The wild rosella has been little cultivated, and does not seem to be well known even among native plant enthusiasts. This is a pity, as it is an attractive and quick-growing species for tropical and possibly sub-tropical climates. Although it is usually an annual, it can be readily propagated. Propagation from seed is relatively easily, and abrasion or soaking of the seeds before planting will usually hasten germination. Cuttings also strike readily, particularly if they are taken on an angle through a node, and a rooting hormone applied.

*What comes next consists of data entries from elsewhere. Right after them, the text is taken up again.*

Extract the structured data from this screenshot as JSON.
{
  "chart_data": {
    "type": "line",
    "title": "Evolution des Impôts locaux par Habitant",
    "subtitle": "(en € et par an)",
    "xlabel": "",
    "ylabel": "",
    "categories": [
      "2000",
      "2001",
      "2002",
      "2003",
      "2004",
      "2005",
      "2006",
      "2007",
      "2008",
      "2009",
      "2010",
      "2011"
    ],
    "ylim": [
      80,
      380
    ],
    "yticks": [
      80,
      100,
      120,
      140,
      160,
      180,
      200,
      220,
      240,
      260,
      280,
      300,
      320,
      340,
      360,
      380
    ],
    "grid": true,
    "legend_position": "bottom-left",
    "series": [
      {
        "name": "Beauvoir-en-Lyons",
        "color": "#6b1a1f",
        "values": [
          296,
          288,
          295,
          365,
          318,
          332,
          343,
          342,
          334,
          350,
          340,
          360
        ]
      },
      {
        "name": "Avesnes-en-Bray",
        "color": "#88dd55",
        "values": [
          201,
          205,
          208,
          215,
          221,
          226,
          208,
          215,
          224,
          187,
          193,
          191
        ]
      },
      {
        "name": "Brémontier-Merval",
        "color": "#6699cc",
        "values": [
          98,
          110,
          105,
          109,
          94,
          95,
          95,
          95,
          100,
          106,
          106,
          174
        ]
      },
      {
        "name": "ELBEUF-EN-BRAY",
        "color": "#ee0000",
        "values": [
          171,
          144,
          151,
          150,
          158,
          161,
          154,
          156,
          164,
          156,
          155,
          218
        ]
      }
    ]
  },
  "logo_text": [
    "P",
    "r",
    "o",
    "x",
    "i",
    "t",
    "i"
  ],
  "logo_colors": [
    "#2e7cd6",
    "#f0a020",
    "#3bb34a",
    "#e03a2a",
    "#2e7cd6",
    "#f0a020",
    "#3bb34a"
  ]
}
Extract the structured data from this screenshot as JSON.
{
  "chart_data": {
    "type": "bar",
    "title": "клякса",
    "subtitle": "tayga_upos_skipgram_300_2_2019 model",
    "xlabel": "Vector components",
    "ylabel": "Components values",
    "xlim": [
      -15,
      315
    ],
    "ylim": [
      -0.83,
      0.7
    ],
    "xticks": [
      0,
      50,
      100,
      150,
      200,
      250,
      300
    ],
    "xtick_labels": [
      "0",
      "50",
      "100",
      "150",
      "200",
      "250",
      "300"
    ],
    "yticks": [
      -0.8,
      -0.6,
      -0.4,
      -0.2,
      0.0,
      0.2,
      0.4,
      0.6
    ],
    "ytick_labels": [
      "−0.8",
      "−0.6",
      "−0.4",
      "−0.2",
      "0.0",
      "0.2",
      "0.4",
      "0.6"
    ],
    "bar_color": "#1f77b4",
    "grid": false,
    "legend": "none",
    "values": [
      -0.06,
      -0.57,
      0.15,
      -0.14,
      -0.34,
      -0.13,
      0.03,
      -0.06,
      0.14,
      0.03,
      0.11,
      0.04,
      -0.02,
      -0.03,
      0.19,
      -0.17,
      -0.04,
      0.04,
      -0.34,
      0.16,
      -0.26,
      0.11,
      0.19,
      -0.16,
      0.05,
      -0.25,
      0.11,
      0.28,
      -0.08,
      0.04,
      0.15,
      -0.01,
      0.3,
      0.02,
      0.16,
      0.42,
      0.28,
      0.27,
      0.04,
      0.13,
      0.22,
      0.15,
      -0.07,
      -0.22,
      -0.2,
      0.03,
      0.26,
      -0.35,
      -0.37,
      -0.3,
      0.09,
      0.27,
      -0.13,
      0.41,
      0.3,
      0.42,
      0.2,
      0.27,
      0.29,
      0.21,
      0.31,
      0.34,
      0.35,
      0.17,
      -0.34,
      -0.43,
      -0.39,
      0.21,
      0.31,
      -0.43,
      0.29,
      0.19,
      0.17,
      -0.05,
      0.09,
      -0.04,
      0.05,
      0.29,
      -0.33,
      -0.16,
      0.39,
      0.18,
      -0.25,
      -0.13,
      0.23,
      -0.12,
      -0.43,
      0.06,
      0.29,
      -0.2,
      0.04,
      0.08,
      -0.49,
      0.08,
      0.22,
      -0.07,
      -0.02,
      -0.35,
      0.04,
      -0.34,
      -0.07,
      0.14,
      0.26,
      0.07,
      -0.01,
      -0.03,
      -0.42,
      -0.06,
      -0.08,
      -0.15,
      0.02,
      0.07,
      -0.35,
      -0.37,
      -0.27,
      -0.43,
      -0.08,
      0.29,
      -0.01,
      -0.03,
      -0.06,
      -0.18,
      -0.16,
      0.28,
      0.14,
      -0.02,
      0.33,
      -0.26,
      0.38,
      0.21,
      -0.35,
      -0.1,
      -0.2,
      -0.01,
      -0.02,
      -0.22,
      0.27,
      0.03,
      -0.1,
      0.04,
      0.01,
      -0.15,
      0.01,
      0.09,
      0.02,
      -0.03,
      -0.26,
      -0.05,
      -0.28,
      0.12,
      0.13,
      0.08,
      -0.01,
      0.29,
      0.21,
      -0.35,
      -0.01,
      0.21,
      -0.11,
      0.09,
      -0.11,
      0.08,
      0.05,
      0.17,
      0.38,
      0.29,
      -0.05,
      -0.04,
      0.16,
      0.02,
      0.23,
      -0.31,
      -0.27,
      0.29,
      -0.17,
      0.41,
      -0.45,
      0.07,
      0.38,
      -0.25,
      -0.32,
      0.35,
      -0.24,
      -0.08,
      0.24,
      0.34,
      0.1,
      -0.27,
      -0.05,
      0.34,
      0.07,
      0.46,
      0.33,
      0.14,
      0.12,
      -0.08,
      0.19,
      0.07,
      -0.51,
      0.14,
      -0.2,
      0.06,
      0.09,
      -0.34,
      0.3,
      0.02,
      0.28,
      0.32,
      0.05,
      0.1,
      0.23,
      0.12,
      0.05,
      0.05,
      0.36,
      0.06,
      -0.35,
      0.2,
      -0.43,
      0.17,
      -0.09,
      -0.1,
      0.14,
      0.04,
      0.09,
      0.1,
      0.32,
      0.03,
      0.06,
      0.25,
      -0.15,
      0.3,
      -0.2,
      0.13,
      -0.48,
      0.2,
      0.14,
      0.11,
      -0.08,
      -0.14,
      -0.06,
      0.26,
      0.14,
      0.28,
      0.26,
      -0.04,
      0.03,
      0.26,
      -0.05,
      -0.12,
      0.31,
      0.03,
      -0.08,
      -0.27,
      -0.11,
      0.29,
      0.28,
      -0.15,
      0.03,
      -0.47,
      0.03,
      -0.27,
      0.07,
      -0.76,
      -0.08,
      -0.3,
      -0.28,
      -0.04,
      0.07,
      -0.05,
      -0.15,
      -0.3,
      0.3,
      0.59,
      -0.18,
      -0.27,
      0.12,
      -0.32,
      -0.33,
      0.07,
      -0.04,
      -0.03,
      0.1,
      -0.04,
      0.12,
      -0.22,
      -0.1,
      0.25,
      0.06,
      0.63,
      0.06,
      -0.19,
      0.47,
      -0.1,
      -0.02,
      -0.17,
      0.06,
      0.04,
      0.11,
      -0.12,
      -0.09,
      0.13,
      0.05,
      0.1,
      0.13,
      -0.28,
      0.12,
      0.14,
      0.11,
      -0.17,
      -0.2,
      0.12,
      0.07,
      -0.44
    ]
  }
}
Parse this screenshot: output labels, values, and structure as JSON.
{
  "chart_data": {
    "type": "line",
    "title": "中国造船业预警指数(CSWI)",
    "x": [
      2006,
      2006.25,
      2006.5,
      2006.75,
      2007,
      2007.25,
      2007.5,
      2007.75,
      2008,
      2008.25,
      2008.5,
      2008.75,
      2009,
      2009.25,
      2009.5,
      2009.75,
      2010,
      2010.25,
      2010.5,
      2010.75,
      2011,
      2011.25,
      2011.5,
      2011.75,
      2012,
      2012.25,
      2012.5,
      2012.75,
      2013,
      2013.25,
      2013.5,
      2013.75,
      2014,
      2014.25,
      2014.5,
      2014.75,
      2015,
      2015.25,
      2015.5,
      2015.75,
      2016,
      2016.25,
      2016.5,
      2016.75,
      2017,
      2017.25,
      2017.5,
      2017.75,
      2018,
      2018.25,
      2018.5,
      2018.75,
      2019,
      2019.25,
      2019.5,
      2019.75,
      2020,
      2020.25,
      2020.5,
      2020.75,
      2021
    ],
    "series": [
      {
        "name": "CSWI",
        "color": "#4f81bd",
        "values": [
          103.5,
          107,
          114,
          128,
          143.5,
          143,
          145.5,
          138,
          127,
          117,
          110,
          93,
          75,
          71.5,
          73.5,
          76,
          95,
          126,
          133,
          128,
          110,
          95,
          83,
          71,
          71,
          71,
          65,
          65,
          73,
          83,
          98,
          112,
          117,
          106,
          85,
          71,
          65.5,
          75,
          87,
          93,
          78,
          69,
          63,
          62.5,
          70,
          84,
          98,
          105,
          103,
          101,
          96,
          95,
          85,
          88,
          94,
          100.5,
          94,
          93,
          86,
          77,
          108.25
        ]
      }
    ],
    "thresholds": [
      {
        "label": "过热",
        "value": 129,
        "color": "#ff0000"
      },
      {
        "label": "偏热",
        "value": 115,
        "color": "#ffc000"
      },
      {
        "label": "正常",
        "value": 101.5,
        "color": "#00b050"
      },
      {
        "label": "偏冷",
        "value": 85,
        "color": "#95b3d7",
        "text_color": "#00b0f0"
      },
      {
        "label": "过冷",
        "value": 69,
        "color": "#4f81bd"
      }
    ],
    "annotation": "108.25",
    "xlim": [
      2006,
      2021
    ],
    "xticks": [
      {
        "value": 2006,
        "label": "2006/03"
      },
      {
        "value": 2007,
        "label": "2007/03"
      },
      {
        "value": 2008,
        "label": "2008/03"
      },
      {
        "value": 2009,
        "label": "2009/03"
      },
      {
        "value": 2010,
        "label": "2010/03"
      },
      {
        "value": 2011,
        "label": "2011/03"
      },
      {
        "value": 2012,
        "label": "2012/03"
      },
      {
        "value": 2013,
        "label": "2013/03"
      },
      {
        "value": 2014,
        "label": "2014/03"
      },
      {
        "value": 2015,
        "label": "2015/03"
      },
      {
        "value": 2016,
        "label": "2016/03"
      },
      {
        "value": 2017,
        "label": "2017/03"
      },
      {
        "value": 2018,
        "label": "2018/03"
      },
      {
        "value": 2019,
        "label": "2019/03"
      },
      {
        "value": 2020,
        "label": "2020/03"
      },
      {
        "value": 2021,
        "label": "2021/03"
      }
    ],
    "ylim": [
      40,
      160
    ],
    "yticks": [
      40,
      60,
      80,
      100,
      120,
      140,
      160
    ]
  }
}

Pests are generally few, but, in common with the exotic Hibiscus cultivars, it can be affected by the hibiscus beetle. These are notoriously difficult to control because of their hard outer shell and their tendency to shelter out of reach within flower petals. The beetles cause premature flower fall. There are almost as many strategies for controlling these beetles as there are gardeners. Most agree that picking up fallen blooms each day helps reduce the number of beetles. I understand that white or yellow ice-cream containers filled with soapy or detergent water and placed beneath the plants will trap a significant number of adult beetles. It is suggested that the traps should be emptied every few days and refilled with a fresh solution.